Carlo Maria Giulini |
Carlo Maria Giulini
It was a long and glorious life. Full of triumphs, an expression of gratitude from grateful listeners, but also a continuous study of the scores, the utmost spiritual concentration. Carlo Maria Giulini lived for over ninety years.
The formation of Giulini as a musician, without exaggeration, “embraces” the whole of Italy: the beautiful peninsula, as you know, is long and narrow. He was born in Barletta, a small town in the southern region of Puglia (boot heel) on May 9, 1914. But from an early age, his life was connected with the “extreme” Italian north: at the age of five, the future conductor began to study the violin in Bolzano. Now it is Italy, then it was Austria-Hungary. Then he moved to Rome, where he continued his studies at the Academy of Santa Cecilia, learning to play the viola. At the age of eighteen he became an artist of the Augusteum Orchestra, a magnificent Roman concert hall. As an orchestra member of the Augusteum, he had the opportunity – and happiness – to play with such conductors as Wilhelm Furtwängler, Erich Kleiber, Victor De Sabata, Antonio Guarnieri, Otto Klemperer, Bruno Walter. He even played under the baton of Igor Stravinsky and Richard Strauss. At the same time he studied conducting with Bernardo Molinari. He received his diploma at a difficult time, at the height of the Second World War, in 1941. His debut was delayed: he was able to stand behind the console only three years later, in 1944. He was entrusted with nothing less than the first concert in liberated Rome.
Giulini said: “Lessons in conducting require slowness, caution, loneliness and silence.” Fate fully rewarded him for the seriousness of his attitude to his art, for the lack of vanity. In 1950, Giulini moved to Milan: his entire subsequent life would be connected with the northern capital. A year later, De Sabata invited him to the Italian Radio and Television and to the Milan Conservatory. Thanks to the same De Sabate, the doors of the La Scala theater opened before the young conductor. When a heart crisis overtook De Sabata in September 1953, Giulini succeeded him as music director. He was entrusted with the opening of the season (with Catalani’s opera Valli). Giulini will remain as musical director of the Milanese temple of the opera until 1955.
Giulini is equally famous as an opera and symphony conductor, but his activity in the first capacity covers a relatively short period of time. In 1968 he would leave opera and return to it only occasionally in the recording studio and in Los Angeles in 1982 when he would conduct Verdi’s Falstaff. Although his opera production is small, he remains one of the protagonists of twentieth-century musical interpretation: suffice it to recall De Falla’s A Short Life and The Italian Girl in Algiers. Hearing Giulini, it is clear where the accuracy and transparency of Claudio Abbado’s interpretations come from.
Giulini conducted many of Verdi’s operas, paid great attention to Russian music, and loved eighteenth-century authors. It was he who conducted The Barber of Seville, performed in 1954 on Milan television. Maria Callas obeyed his magic wand (in the famous La Traviata directed by Luchino Visconti).

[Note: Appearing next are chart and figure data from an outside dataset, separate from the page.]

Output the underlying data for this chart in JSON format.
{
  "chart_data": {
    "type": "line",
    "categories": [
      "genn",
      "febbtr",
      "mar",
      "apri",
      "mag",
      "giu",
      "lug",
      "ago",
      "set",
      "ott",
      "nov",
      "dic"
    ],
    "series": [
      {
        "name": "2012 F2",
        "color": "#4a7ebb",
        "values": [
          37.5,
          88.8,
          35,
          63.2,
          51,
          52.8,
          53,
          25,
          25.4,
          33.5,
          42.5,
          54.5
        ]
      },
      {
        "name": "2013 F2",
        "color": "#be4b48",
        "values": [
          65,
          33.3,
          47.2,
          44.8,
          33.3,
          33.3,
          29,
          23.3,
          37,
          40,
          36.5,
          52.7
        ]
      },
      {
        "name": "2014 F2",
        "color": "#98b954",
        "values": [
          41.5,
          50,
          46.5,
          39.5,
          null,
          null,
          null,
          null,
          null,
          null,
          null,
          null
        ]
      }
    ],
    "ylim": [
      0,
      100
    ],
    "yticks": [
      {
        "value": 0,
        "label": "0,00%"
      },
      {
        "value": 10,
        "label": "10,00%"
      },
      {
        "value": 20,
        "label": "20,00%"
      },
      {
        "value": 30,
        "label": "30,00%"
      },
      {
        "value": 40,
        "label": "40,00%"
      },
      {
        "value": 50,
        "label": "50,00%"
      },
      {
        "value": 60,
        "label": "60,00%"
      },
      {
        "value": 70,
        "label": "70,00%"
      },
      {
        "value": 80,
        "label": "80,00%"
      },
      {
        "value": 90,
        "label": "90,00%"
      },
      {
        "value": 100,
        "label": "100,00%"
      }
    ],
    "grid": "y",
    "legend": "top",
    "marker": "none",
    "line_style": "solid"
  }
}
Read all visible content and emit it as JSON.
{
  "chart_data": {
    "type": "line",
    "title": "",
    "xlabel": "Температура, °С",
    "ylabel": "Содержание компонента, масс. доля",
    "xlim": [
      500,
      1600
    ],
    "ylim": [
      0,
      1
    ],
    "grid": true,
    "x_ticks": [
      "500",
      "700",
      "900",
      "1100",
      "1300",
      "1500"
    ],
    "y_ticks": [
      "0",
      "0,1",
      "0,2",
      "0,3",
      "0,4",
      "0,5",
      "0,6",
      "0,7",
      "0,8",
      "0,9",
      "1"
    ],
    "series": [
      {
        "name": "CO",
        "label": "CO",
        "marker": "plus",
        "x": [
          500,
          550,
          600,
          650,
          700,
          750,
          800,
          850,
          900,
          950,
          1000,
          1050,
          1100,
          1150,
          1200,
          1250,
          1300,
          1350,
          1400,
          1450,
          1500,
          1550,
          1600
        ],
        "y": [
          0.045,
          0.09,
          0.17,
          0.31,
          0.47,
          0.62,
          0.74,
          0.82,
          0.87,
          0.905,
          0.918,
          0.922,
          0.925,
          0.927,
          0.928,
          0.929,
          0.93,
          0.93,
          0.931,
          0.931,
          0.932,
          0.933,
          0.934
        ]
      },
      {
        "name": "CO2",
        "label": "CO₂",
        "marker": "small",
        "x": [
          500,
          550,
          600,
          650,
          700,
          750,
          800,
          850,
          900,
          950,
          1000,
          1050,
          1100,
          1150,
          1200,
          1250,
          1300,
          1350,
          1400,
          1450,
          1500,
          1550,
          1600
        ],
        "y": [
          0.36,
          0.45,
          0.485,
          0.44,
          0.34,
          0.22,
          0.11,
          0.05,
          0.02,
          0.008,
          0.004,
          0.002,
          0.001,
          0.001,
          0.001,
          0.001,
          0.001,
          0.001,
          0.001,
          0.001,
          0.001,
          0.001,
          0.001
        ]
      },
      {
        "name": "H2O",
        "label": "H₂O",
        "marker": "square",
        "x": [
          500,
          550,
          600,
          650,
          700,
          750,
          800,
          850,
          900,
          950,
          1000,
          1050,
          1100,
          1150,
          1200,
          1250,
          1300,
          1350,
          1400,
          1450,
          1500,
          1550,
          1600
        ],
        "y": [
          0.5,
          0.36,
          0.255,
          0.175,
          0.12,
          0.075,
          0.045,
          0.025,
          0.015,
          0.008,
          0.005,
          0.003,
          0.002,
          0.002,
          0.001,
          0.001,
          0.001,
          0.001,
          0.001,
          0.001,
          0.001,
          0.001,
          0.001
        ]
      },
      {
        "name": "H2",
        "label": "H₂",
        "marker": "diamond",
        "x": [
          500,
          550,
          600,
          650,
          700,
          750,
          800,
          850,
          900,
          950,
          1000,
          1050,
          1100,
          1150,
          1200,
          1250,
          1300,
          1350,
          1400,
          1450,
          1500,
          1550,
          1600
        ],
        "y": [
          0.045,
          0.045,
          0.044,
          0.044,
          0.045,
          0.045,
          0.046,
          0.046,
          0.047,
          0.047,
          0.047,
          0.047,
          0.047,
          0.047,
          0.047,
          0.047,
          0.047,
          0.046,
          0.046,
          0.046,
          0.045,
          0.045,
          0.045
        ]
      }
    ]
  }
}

The great director and the great conductor met at the productions of Don Carlos at Covent Ganden and The Marriage of Figaro in Rome. Operas conducted by Giulini include Monteverdi’s Coronation of Poppea, Gluck’s Alcesta, Weber’s The Free Gunner, Cilea’s Adrienne Lecouvreur, Stravinsky’s The Marriage, and Bartók’s Castle of Duke Bluebeard. His interests were incredibly broad, his symphonic repertoire is truly incomprehensible, his creative life is long and eventful.
Giulini conducted at the La Scala until 1997 – thirteen operas, one ballet and fifty concerts. Since 1968, he was attracted mainly by symphonic music. All the orchestras in Europe and America wanted to play with him. His American debut was in 1955 with the Chicago Symphony Orchestra. From 1976 to 1984, Giulini was the permanent conductor of the Los Angeles Philharmonic Orchestra. In Europe he was Principal Conductor of the Vienna Symphony Orchestra from 1973 to 1976 and, in addition, he played with all other famous orchestras.
Those who saw Giulini at the control panel say that his gesture was elementary, almost rude. The maestro did not belong to the exhibitionists, who love themselves much more in music than music in themselves. He said: “Music on paper is dead. Our task is nothing more than to try to revive this flawless mathematics of signs. Giulini considered himself a devoted servant of the author of music: “To interpret is an act of deep modesty towards the composer.”
Numerous triumphs never turned his head. In the last years of his career, the Parisian public gave Giulini a standing ovation for a quarter of an hour for Verdi’s Requiem, to which the Maestro remarked only: “I am very glad that I can give a little love through music.”
Carlo Maria Giulini died in Brescia on June 14, 2005. Shortly before his death, Simon Rattle said, “How can I conduct Brahms after Giulini has conducted him”?